Kararın asli unsurlarından olan gerekçenin de hüküm fıkrasına uygun biçimde kararda yer alması gerekir. (Yargıtay İçtihadı Birleştirme Büyük Genel Kurulunun 1991/7 esas; ve 1992/4 karar sayılı ve 10.04.1992 günlü kararı)
Bu biçim yargıda açıklık ve netlik prensibinin gereğidir. Aksi hal, yeni tereddüt ve ihtilaflar yaratır. Hatta giderek denebilir ki, dava içinden davalar doğar ve hükmün hedefine ulaşması engellenir.
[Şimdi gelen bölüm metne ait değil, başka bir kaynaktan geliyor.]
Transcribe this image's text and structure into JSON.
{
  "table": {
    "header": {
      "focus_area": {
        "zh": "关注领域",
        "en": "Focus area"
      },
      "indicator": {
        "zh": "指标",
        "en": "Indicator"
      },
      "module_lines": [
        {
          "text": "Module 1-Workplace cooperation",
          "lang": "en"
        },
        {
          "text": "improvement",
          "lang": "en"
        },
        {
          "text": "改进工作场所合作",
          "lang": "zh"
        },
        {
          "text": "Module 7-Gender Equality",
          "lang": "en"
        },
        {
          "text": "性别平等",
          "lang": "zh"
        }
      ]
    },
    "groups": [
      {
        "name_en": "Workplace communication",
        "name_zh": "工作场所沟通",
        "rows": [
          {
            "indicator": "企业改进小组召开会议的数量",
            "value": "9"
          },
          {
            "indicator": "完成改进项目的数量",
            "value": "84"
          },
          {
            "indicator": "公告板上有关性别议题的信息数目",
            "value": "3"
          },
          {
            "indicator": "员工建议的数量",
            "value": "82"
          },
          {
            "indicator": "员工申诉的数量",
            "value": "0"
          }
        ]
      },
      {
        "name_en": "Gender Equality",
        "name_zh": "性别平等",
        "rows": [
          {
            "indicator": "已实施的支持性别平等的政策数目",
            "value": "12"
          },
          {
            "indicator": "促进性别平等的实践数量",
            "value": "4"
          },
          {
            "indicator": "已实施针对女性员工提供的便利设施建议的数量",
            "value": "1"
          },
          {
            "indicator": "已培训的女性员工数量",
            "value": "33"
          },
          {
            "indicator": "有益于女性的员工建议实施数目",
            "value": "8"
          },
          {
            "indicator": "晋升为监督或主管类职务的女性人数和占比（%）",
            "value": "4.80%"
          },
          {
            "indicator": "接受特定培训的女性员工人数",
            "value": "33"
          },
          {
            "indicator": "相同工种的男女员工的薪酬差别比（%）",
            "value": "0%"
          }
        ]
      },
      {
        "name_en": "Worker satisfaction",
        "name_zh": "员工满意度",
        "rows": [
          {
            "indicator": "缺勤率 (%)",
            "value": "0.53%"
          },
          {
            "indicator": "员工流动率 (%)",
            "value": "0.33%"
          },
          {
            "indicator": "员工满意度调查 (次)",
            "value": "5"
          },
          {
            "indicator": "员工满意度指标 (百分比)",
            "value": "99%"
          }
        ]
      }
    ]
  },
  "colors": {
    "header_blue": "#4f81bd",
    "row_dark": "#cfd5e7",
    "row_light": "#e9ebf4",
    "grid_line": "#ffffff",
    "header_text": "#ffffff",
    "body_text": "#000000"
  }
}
Kamu düzeni ve barışı oluşturulamaz.
Davanın reddine veya kabulüne dair karar tefhim edildikten sonra bundan dönülerek yeni ve bundan farklı bir hüküm kurulamayacağı gibi, gerekçeli kararın kısa karara uygun yazılması ve kısa kararla çelişik olmaması da gerekir. Aksinin kabulü mahkemelere güveni sarsacağı gibi Anayasa ve kanunlarda yer alan açık kurallara aykırılık oluşturur.
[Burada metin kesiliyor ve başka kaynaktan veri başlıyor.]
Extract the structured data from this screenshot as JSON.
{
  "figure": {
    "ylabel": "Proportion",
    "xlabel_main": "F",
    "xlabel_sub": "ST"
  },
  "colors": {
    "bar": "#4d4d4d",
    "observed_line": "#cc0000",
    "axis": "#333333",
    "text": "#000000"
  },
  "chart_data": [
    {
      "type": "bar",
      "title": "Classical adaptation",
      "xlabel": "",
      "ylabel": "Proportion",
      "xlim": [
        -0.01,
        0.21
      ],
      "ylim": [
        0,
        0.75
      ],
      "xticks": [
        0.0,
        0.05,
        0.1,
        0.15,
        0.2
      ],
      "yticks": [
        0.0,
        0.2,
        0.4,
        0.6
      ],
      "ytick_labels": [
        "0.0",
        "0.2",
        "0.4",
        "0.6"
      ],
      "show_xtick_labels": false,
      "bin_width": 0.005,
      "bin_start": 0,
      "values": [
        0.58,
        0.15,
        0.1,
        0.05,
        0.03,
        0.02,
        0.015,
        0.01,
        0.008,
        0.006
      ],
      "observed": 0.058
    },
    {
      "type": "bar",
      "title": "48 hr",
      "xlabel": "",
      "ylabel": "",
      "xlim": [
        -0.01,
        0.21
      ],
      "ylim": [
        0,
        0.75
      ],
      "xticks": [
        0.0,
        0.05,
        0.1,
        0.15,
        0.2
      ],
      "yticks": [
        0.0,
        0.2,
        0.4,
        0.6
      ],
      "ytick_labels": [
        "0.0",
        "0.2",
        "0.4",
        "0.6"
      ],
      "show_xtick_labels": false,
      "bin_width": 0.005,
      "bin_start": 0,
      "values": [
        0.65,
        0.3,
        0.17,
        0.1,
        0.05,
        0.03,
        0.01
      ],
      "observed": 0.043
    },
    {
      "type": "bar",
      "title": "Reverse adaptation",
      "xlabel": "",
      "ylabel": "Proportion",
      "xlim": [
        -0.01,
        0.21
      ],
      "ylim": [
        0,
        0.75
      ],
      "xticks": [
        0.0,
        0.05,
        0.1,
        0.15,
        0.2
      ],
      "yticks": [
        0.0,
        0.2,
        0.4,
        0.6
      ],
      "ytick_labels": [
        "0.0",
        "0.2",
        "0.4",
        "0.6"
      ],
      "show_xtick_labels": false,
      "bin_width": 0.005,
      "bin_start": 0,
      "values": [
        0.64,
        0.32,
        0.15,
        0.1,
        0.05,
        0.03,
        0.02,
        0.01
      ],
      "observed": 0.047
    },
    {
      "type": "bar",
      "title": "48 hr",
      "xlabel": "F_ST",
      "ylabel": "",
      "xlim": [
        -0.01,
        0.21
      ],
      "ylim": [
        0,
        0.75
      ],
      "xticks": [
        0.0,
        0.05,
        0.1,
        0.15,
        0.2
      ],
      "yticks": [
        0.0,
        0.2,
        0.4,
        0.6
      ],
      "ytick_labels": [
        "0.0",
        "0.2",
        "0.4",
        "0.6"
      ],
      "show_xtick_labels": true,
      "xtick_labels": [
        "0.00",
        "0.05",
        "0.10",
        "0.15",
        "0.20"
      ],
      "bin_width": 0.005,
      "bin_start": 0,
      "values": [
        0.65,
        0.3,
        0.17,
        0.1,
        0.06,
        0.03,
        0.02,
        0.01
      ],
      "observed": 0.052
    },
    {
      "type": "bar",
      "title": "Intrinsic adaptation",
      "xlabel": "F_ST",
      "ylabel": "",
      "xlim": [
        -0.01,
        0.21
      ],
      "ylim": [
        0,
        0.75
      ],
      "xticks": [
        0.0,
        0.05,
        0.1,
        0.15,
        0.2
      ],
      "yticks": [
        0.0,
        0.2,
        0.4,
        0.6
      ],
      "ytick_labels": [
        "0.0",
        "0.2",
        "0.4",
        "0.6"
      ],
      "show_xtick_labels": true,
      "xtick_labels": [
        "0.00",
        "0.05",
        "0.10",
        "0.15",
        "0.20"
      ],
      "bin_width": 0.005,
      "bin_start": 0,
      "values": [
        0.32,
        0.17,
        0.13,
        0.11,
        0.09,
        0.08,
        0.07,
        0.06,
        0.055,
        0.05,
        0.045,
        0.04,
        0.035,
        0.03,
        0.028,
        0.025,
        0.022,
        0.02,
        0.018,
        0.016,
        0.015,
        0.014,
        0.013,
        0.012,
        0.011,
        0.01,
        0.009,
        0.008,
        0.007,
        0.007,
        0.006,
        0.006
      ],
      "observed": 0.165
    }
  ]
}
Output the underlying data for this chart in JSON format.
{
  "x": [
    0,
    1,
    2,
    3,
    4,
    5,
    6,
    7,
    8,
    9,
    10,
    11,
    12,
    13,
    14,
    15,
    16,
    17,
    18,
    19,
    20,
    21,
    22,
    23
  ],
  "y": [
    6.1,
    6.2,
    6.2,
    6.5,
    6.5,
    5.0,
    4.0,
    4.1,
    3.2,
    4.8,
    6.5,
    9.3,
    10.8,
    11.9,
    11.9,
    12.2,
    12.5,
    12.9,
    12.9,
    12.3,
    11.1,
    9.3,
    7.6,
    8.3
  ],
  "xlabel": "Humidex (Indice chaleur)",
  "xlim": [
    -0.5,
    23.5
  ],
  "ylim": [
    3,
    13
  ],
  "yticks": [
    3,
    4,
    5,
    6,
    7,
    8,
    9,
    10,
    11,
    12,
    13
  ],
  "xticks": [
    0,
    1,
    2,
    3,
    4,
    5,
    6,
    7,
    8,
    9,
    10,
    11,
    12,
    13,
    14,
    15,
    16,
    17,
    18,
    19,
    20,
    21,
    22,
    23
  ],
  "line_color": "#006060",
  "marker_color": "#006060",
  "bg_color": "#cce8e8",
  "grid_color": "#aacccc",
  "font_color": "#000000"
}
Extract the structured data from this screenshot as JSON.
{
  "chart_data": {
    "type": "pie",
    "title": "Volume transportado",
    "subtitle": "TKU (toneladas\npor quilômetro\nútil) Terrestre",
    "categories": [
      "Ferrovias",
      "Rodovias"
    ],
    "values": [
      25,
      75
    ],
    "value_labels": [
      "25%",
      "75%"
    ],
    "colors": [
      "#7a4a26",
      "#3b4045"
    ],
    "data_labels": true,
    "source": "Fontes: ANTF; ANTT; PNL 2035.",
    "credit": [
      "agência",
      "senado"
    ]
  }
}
Somut olayda, Mahkemece hükmün gerekçesinde, Bilirkişi Yrd. Doç. Dr. …’ya ait 15/07/2015 havale tarihli bilirkişi raporunun dosya içeriğine uygun, hüküm vermeye elverişli bulunduğu ve davanın ıslah edilen şekliyle kısmen kabulüne karar verildiği belirtilmiş ise de, Mahkemece kıdem tazminatı yönünden 28.04.2015 havale tarihli Bilirkişi Av. …’in raporunun hükme esas alındığı ve 5.890,83 TL’nin davalıdan alınarak davacıya ödenmesine karar verildiği, yine hafta tatili yönünden Bilirkişi Yrd. Doç. Dr. …’ ya ait 15/07/2015 havale tarihli bilirkişi raporunda, davacının hafta tatili alacağına hak kazanmadığından hesaplama yapılmadığı belirtilmiş ise de, yerel mahkeme tarafından, davacının hafta tatili alacağı yönünden 28.04.2015 havale tarihli Bilirkişi Av. …’in raporunun hükme esas alındığı ve 3.403,38 TL’nin davalıdan alınarak davacıya verilmesine karar verildiği anlaşılmaktadır.
Bu durumda, kararın açıklanan gerekçesi ile kurulan hüküm sonucu arasında çelişki bulunduğu belirgindir.
Hal böyle olunca, Mahkemece HMK’nın 297 ve 298. maddelerinin açık hükmü gözetilmeksizin yazılı biçimde karar verilmesi doğru değildir. Karar bu nedenle bozulmalıdır.
SONUÇ: Hükmün yukarıda gösterilen nedenlerden dolayı BOZULMASINA, bozma nedenine göre diğer temyiz itirazlarının şimdilik incelenmesine yer olmadığına, peşin alınan temyiz harcının istek halinde ilgiliye iadesine, 26.11.2018 gününde oybirliği ile karar verildi.